In ad.properties there is the following comment:
##########################################################################
# Password encryption type
# values supported by sun service provider:
# none
# simple (plain text)
# DIGEST-MD5
# **EXTERNAL
# **GSSAPI (Kerberos V5)
# ** Not yet supported by magnolia LDAP login module
##########################################################################
The method that does the authentication is:
DirContext dirContext = new javax.naming.directory.InitialDirContext.InitialDirContext.InitialDirContext(env);
log.debug("Login succeeded.");
which uses java based mechanism defined in http://docs.oracle.com/javase/tutorial/jndi/ldap/sasl.html ?
So it seems to support kerberos.

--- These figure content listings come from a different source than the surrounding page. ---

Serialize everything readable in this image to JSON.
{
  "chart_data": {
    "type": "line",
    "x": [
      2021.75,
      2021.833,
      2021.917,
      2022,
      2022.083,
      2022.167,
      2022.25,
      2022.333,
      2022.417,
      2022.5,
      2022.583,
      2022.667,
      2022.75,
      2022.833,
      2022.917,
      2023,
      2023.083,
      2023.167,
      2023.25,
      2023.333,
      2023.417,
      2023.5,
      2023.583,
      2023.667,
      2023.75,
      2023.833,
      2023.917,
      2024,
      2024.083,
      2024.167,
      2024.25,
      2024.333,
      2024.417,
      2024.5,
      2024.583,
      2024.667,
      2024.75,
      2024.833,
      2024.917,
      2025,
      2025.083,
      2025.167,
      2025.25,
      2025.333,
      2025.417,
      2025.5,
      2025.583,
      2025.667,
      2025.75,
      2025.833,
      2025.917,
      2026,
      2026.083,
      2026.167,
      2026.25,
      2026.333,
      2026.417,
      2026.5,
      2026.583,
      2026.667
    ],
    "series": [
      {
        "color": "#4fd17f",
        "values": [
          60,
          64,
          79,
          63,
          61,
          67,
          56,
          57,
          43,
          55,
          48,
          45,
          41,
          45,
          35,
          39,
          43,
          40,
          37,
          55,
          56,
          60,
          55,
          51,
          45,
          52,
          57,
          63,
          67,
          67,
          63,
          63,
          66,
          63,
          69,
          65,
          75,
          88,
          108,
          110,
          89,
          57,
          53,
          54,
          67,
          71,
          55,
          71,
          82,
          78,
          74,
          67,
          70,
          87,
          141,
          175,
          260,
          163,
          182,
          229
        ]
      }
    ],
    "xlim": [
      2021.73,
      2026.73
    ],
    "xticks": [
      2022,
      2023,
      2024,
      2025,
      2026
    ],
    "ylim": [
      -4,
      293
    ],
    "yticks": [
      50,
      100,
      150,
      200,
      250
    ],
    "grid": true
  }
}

Why can't do that?
Milan Divilek
There should not be necessary to use reversible password in Active Directory. Magnolia LDAP module itself doesn't need decrypt password from ldap context.
As you pointed, LDAP module use javax.naming.directory.InitialDirContext for authentication of user. So all mechanisms defined in http://docs.oracle.com/javase/tutorial/jndi/ldap/sasl.html should be supported.
It is reminiscent from an earlier version of the ldap module and it should be removed from sample ad.properties file. In past custom MagnoliaEncryptionHandlers were used for user authentication.